Sullivan began his career 27 years ago in the food-service industry, and helped develop two major casual restaurant chains worldwide. His consulting firm has served a number of major corporations, including supermarket companies such as Albertson's, Kroger Co. and Safeway. He is the author of "Mind Your Own Business" (Lebhar-Friedman Books, 1999).
His presentation, which focused on building employee and customer loyalty, was based on Harvard Business School research and Walt Disney Co. programs.
Sullivan suggested employees, not customers, should be at the top of a manager's list of people to please. "I don't believe the customer's always right," he said.
Employees deserve to be treated as well as customers, he said, noting it's extremely important for managers to let workers know when they're doing something right.
"You never overappreciate people," Sullivan said.
Employee loyalty falls into three categories, according to Sullivan. A quarter of workers are in the "zone of affection," meaning they love the company. About 55% of employees are in the "zone of indifference." The remaining 20% are in the "zone of defection."
Bosses tend to pay closest attention to the unhappy workers in the final category and sometimes forget about the loyal employees, Sullivan said.
"None of us have ever been overappreciated," he said.
From a financial standpoint, it's in a company's interests to keep good workers. Losing one employee costs a company more than $5,000 in lost time, advertising, retraining and business, Sullivan estimated.

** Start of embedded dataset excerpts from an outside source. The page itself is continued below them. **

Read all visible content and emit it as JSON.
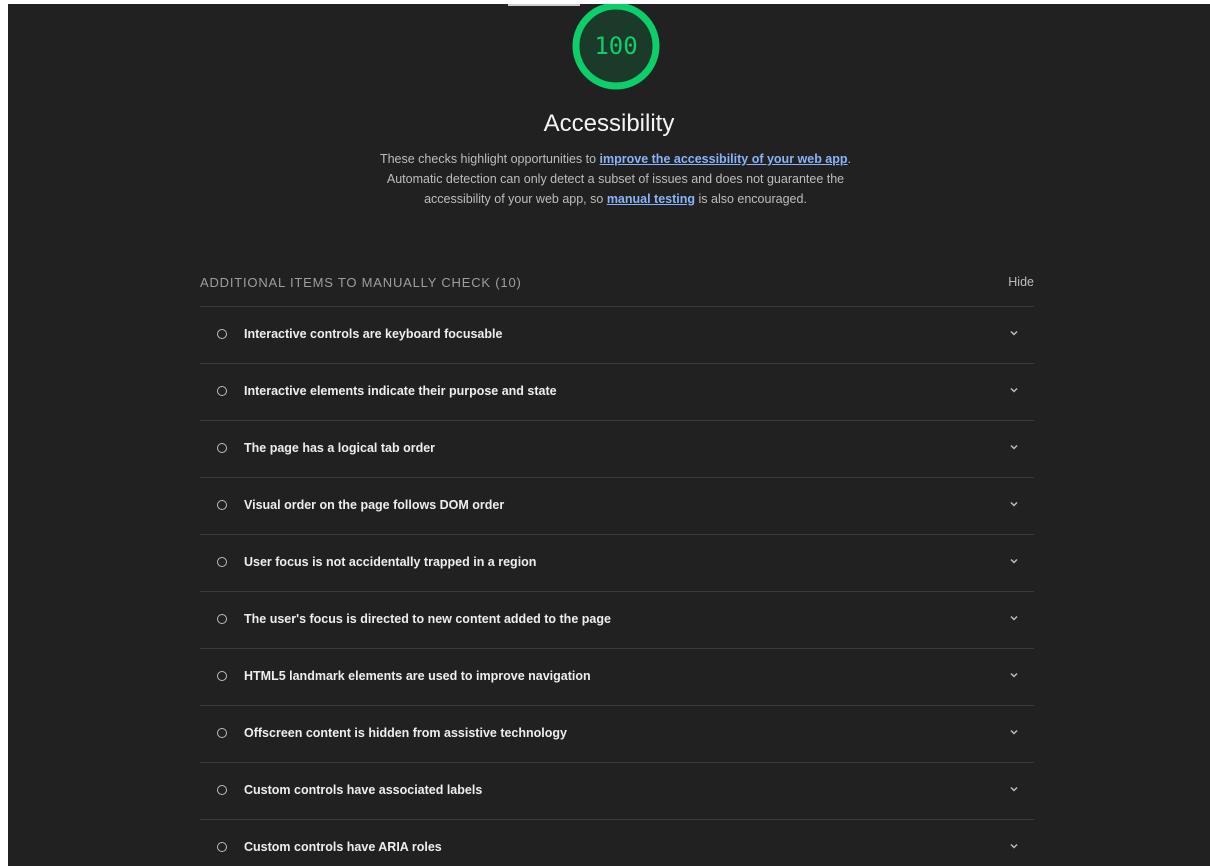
{
  "score": {
    "value": "100",
    "fraction": 1.0,
    "color": "#0cce6b"
  },
  "category": {
    "title": "Accessibility",
    "description": {
      "part1": "These checks highlight opportunities to ",
      "link1": "improve the accessibility of your web app",
      "part2": ". Automatic detection can only detect a subset of issues and does not guarantee the accessibility of your web app, so ",
      "link2": "manual testing",
      "part3": " is also encouraged."
    }
  },
  "group": {
    "title": "ADDITIONAL ITEMS TO MANUALLY CHECK (10)",
    "toggle_label": "Hide"
  },
  "audits": [
    {
      "title": "Interactive controls are keyboard focusable"
    },
    {
      "title": "Interactive elements indicate their purpose and state"
    },
    {
      "title": "The page has a logical tab order"
    },
    {
      "title": "Visual order on the page follows DOM order"
    },
    {
      "title": "User focus is not accidentally trapped in a region"
    },
    {
      "title": "The user's focus is directed to new content added to the page"
    },
    {
      "title": "HTML5 landmark elements are used to improve navigation"
    },
    {
      "title": "Offscreen content is hidden from assistive technology"
    },
    {
      "title": "Custom controls have associated labels"
    },
    {
      "title": "Custom controls have ARIA roles"
    }
  ],
  "icons": {
    "audit_marker": "circle-outline-icon",
    "expand": "chevron-down-icon"
  },
  "colors": {
    "background": "#212121",
    "link": "#8ab4f8",
    "pass": "#0cce6b"
  }
}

He also said there's a direct connection between employee satisfaction and profitability. Internal quality drives employee satisfaction, he said. From an hourly worker's point of view, quality is determined by a number of factors beyond a paycheck and benefits. Having a likeable boss, having a friend at work, having enough employees to handle the workload, believing the company is well managed, having the tools to perform the job and working enough hours all determine a company's quality, he said.

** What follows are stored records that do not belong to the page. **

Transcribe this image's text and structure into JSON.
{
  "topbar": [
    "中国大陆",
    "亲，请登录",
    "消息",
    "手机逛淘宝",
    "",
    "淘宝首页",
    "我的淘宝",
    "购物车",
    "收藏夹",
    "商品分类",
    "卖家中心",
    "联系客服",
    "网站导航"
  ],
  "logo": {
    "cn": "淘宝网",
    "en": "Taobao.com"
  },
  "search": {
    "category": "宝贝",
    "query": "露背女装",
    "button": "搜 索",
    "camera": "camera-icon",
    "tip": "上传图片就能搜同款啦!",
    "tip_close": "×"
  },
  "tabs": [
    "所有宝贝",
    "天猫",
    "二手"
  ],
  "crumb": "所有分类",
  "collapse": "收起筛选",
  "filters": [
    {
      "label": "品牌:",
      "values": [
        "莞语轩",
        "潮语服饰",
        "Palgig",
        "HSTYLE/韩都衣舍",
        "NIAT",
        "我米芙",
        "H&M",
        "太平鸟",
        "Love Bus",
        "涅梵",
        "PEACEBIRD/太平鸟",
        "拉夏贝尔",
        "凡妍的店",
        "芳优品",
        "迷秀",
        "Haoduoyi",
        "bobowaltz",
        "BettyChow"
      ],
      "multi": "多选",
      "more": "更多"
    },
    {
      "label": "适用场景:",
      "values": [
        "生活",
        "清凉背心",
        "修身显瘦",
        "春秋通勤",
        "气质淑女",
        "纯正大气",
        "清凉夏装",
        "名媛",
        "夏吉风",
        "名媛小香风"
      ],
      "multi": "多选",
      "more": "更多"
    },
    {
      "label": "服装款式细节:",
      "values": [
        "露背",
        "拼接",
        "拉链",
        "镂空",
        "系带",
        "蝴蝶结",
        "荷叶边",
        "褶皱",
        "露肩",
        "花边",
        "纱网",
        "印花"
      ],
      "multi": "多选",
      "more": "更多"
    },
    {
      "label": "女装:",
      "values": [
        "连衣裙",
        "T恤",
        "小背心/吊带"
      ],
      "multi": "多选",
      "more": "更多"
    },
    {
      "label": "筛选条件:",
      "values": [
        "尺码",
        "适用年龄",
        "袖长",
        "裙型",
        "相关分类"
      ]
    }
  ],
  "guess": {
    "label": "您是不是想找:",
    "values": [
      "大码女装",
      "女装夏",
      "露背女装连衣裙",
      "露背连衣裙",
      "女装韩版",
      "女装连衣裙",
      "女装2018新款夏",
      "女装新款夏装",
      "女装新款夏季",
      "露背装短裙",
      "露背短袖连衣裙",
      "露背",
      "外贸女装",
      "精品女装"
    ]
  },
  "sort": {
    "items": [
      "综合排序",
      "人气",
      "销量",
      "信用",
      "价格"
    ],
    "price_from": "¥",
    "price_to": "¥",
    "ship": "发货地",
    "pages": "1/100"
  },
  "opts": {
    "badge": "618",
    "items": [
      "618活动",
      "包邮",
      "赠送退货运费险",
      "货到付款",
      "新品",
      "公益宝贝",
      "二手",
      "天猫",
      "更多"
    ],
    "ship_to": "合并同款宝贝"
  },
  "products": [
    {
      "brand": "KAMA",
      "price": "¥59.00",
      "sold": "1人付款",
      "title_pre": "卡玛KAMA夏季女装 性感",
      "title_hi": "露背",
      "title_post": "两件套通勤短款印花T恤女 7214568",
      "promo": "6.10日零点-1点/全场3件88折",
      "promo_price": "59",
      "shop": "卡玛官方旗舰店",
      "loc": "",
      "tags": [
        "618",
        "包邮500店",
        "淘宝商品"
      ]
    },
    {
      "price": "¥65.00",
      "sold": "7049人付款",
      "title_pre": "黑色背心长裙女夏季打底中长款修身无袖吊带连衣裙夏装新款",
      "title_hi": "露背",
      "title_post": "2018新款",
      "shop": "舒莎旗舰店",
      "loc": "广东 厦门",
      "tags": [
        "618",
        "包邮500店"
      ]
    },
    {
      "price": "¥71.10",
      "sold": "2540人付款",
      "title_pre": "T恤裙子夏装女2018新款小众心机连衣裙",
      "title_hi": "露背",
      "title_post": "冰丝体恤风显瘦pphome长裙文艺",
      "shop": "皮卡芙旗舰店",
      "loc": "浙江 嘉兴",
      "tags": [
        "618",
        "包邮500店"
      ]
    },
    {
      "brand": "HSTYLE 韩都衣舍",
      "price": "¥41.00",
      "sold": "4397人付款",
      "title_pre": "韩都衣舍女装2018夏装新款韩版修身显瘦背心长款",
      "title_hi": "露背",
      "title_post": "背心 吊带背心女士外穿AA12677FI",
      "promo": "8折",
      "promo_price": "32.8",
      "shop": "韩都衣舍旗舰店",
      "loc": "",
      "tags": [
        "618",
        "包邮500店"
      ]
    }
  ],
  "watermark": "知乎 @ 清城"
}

"People don't quit jobs," Sullivan said. "They quit employers."
Managers should be creative in their approach to recruiting workers, he said. Among his suggestions are: taking out helped-wanted ads at movie theaters, dropping job applications in customers' shopping bags, staying in touch with talented people who leave the company, asking new employees about good workers at their old jobs and including job applications on Web sites.
Even shopping mall walkers are potential sources of help, Sullivan said.
"Recruiting is a philosophy, not a department," he said.
Training is also important, said Sullivan, who has worked on revising training manuals for companies, and sees a connection between training and customer loyalty.
Sullivan said sometimes managers ask him, "What if we train our team to sell and they leave?"
He said he responds, "What if we don't ... and they stay?"
Teaching employees to treat customers in a caring way is vital. Sullivan said employees should: learn and use customers' names, smile or greet all customers who come within a 5-foot radius them, make friendly small talk with customers and always speak to them respectfully.
"Use the grandma rule," Sullivan said. "If you wouldn't say it to your grandma, don't say it to your customer."
To boost sales, Sullivan offered a range of suggestions, from being creative in endcap and deli department displays, to scattering carry baskets around the stores. In bakery and deli departments, Sullivan suggested using props, such as buttons and product samples, having product knowledge cards facing servers and staging sales contests with unexpected rewards.
And employees trying their hand at suggestive selling could make more sales by nodding at the customer during the pitch, he added.